ALBUM REVIEW: The 1975, Being Funny In A Foreign Language
Love them or hate them, The 1975 has been around for a long time and aren’t going anywhere. They went from being simple on their debut to deeply conceptual on their opus A Brief Inquiry Into Online Relationships, a veil lifting moment where many people finally realized the vision of frontman Matty Healy. Five albums deep and they sound as confident and solidified in their purpose as ever. Although they let pop super producer Jack Antonoff share in the process, the thesis doesn’t get lost. While Clairo and Lorde got swept up in the uniformity of Antonoff’s signature sound, artists like St. Vincent, Lana Del Rey and The 1975 have had enough experience to become discerning.

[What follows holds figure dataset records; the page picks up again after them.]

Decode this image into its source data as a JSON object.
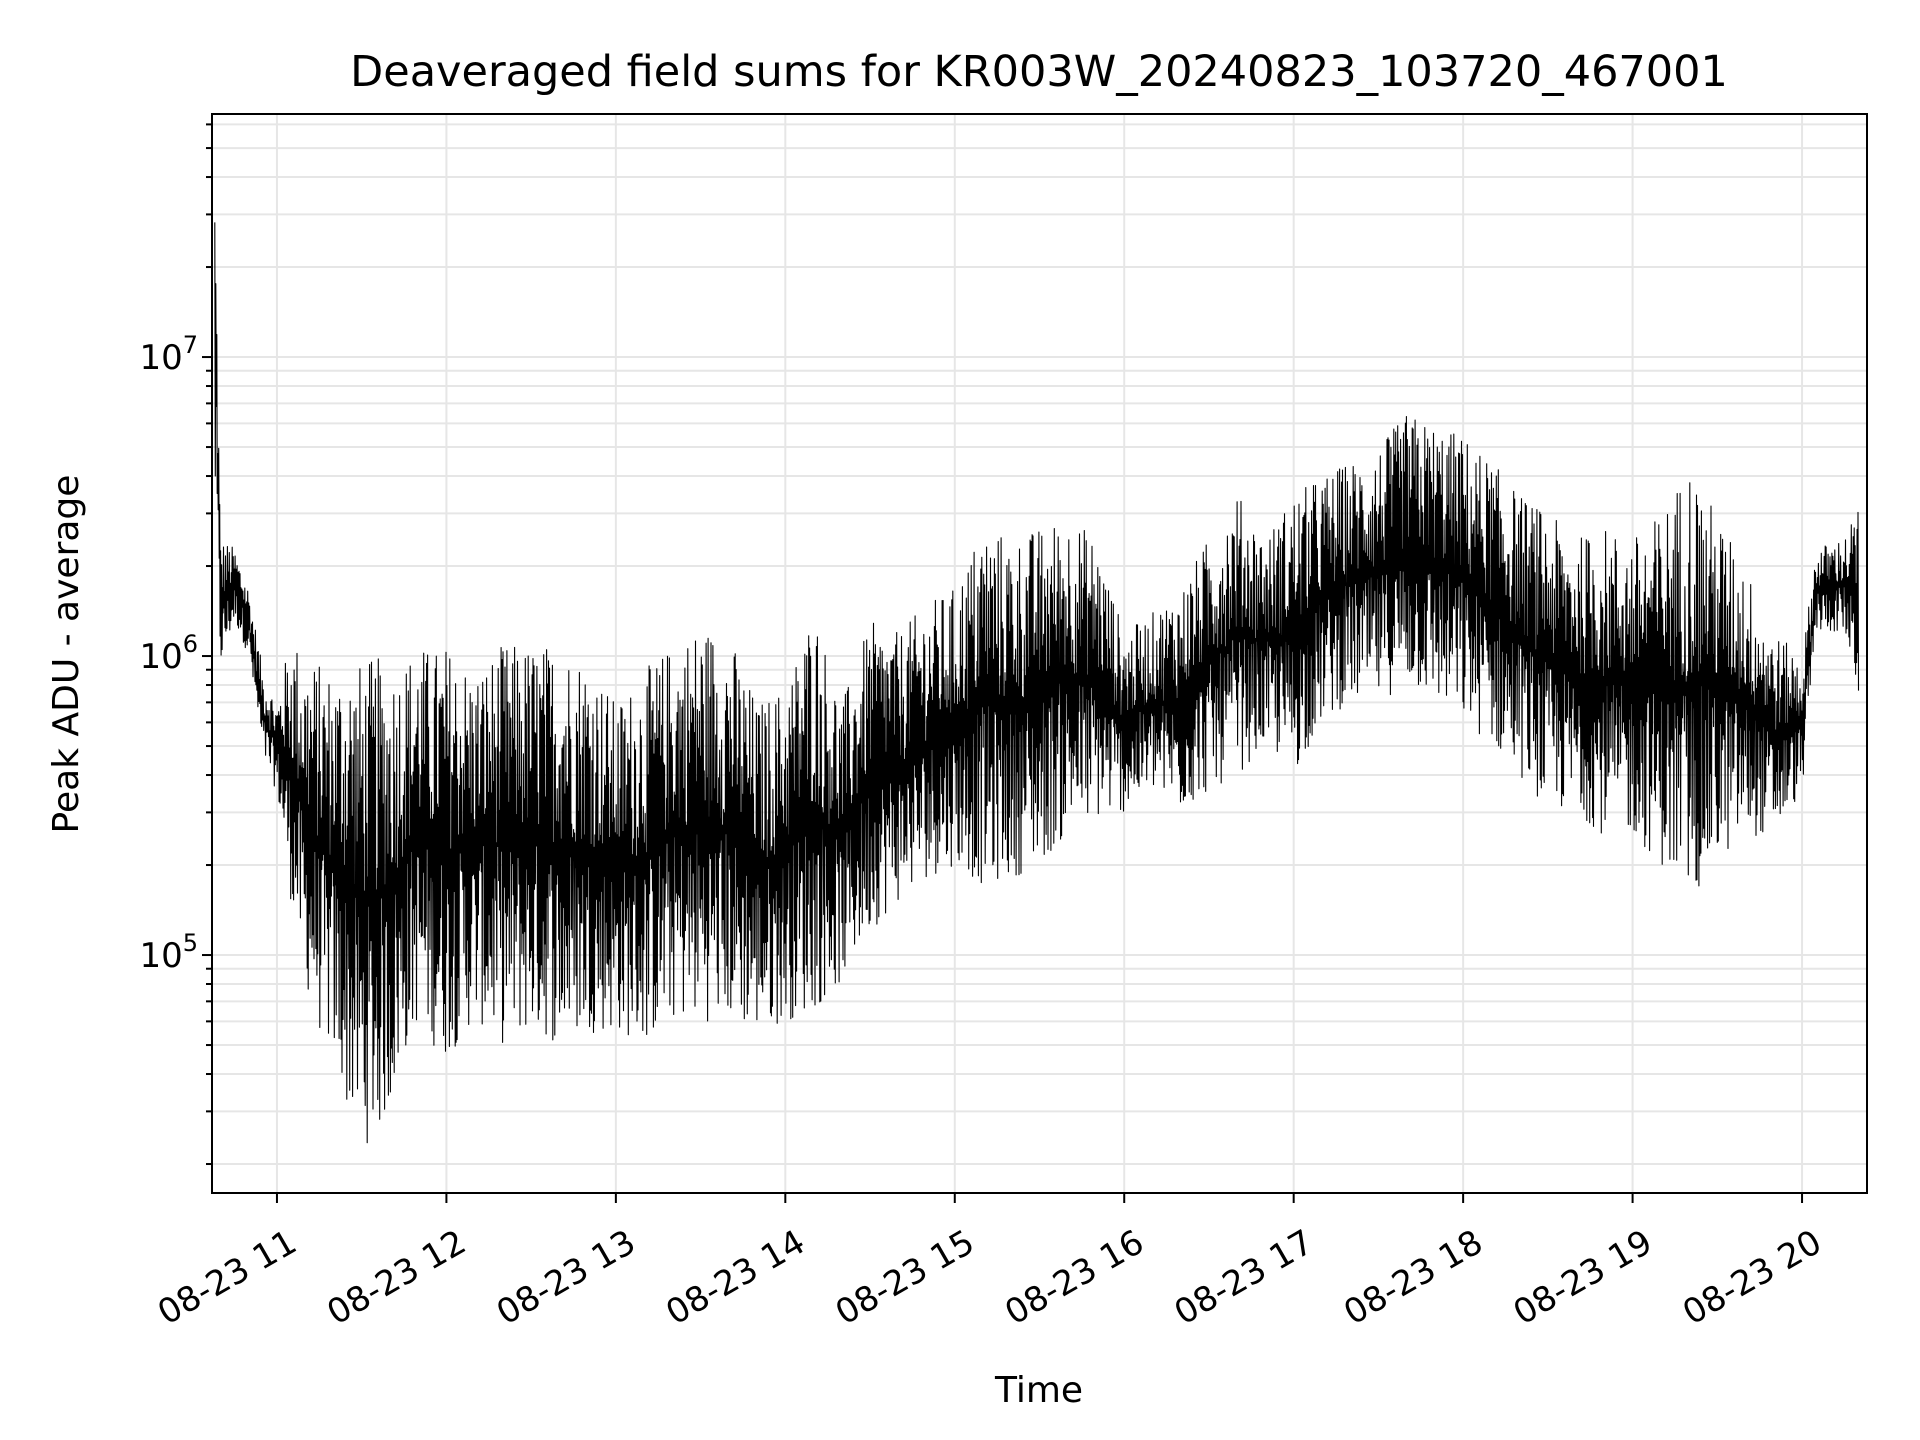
{
  "chart_data": {
    "type": "line",
    "title": "Deaveraged field sums for KR003W_20240823_103720_467001",
    "xlabel": "Time",
    "ylabel": "Peak ADU - average",
    "yscale": "log",
    "ylim": [
      16000,
      65000000
    ],
    "xlim": [
      "2024-08-23 10:37",
      "2024-08-23 20:23"
    ],
    "grid": true,
    "legend": "none",
    "line_color": "#000000",
    "x_ticks": [
      {
        "label": "08-23 11",
        "time": "2024-08-23 11:00"
      },
      {
        "label": "08-23 12",
        "time": "2024-08-23 12:00"
      },
      {
        "label": "08-23 13",
        "time": "2024-08-23 13:00"
      },
      {
        "label": "08-23 14",
        "time": "2024-08-23 14:00"
      },
      {
        "label": "08-23 15",
        "time": "2024-08-23 15:00"
      },
      {
        "label": "08-23 16",
        "time": "2024-08-23 16:00"
      },
      {
        "label": "08-23 17",
        "time": "2024-08-23 17:00"
      },
      {
        "label": "08-23 18",
        "time": "2024-08-23 18:00"
      },
      {
        "label": "08-23 19",
        "time": "2024-08-23 19:00"
      },
      {
        "label": "08-23 20",
        "time": "2024-08-23 20:00"
      }
    ],
    "y_ticks": [
      {
        "base": "10",
        "exp": "5",
        "value": 100000
      },
      {
        "base": "10",
        "exp": "6",
        "value": 1000000
      },
      {
        "base": "10",
        "exp": "7",
        "value": 10000000
      }
    ],
    "series": [
      {
        "x": [
          "2024-08-23 10:38",
          "2024-08-23 10:40",
          "2024-08-23 10:45",
          "2024-08-23 10:50",
          "2024-08-23 10:55",
          "2024-08-23 11:00",
          "2024-08-23 11:05",
          "2024-08-23 11:10",
          "2024-08-23 11:15",
          "2024-08-23 11:20",
          "2024-08-23 11:25",
          "2024-08-23 11:30",
          "2024-08-23 11:35",
          "2024-08-23 11:40",
          "2024-08-23 11:45",
          "2024-08-23 11:50",
          "2024-08-23 11:55",
          "2024-08-23 12:00",
          "2024-08-23 12:10",
          "2024-08-23 12:20",
          "2024-08-23 12:30",
          "2024-08-23 12:40",
          "2024-08-23 12:50",
          "2024-08-23 13:00",
          "2024-08-23 13:10",
          "2024-08-23 13:20",
          "2024-08-23 13:30",
          "2024-08-23 13:40",
          "2024-08-23 13:50",
          "2024-08-23 14:00",
          "2024-08-23 14:10",
          "2024-08-23 14:20",
          "2024-08-23 14:30",
          "2024-08-23 14:40",
          "2024-08-23 14:50",
          "2024-08-23 15:00",
          "2024-08-23 15:10",
          "2024-08-23 15:20",
          "2024-08-23 15:30",
          "2024-08-23 15:40",
          "2024-08-23 15:50",
          "2024-08-23 16:00",
          "2024-08-23 16:10",
          "2024-08-23 16:20",
          "2024-08-23 16:30",
          "2024-08-23 16:40",
          "2024-08-23 16:50",
          "2024-08-23 17:00",
          "2024-08-23 17:10",
          "2024-08-23 17:20",
          "2024-08-23 17:30",
          "2024-08-23 17:40",
          "2024-08-23 17:50",
          "2024-08-23 18:00",
          "2024-08-23 18:10",
          "2024-08-23 18:20",
          "2024-08-23 18:30",
          "2024-08-23 18:40",
          "2024-08-23 18:50",
          "2024-08-23 19:00",
          "2024-08-23 19:10",
          "2024-08-23 19:20",
          "2024-08-23 19:30",
          "2024-08-23 19:40",
          "2024-08-23 19:50",
          "2024-08-23 20:00",
          "2024-08-23 20:05",
          "2024-08-23 20:10",
          "2024-08-23 20:15",
          "2024-08-23 20:20"
        ],
        "high": [
          45000000,
          2500000,
          2300000,
          1700000,
          900000,
          700000,
          1200000,
          1000000,
          950000,
          900000,
          1000000,
          950000,
          1000000,
          950000,
          1000000,
          1100000,
          1050000,
          1100000,
          900000,
          1100000,
          1100000,
          1100000,
          1000000,
          700000,
          900000,
          1100000,
          1300000,
          1200000,
          700000,
          800000,
          1500000,
          700000,
          1300000,
          1200000,
          1500000,
          1700000,
          2800000,
          2500000,
          2700000,
          3000000,
          2500000,
          1200000,
          1400000,
          1700000,
          2500000,
          3500000,
          2500000,
          3500000,
          4000000,
          4500000,
          5000000,
          6500000,
          6000000,
          5500000,
          4500000,
          3500000,
          3000000,
          2500000,
          2700000,
          2500000,
          3000000,
          4500000,
          3000000,
          2000000,
          1200000,
          1000000,
          2300000,
          2400000,
          2500000,
          3200000
        ],
        "low": [
          3000000,
          900000,
          1300000,
          1000000,
          450000,
          350000,
          150000,
          80000,
          55000,
          45000,
          30000,
          23000,
          24000,
          30000,
          45000,
          60000,
          50000,
          45000,
          60000,
          50000,
          55000,
          50000,
          55000,
          55000,
          50000,
          60000,
          60000,
          60000,
          55000,
          60000,
          65000,
          80000,
          120000,
          150000,
          180000,
          200000,
          170000,
          180000,
          200000,
          250000,
          280000,
          300000,
          350000,
          300000,
          350000,
          400000,
          500000,
          400000,
          600000,
          700000,
          700000,
          800000,
          700000,
          600000,
          500000,
          400000,
          300000,
          300000,
          250000,
          250000,
          200000,
          150000,
          200000,
          250000,
          250000,
          350000,
          1200000,
          1200000,
          1200000,
          700000
        ]
      }
    ]
  }
}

Being Funny In A Foreign Language is their most concise record since their indie darling debut. But unlike that record, the production across this one is grounded and mature, from the funky “Happiness” to the Paul Simon-esque “Part of the Band” to the shimmering “I’m In Love With You”. They’ve always been less of a rock band and more of a receiver of modern frequencies, and I think it’s done exceptionally well here. Despite some groan worthy bars about vascinista communista baristas and “getting canceled”, the deceptiveness of the lyricism had me doing several double takes. The self-titled opener starts with “I’m sorry if you’re livin’ and you’re seventeen”, which sounds kind of typical until you think about how sad it must be to be a teen in 2022 especially. We get earnest slow jams expanding on that empathy (“Human Too”) and we also get Springsteen and Genesis inspired anthems about Elliot Rodgers and being a fuckboy (“Looking For Somebody (To Love)” and “Oh Caroline”).
At the end of the day, this is a mainstream release. By its design it’s late to the party, a tad generic and not particularly challenging.
Regardless, I love this album and highly encourage everyone to listen to it, if not just to get “I’m In Love With You” stuck in your head.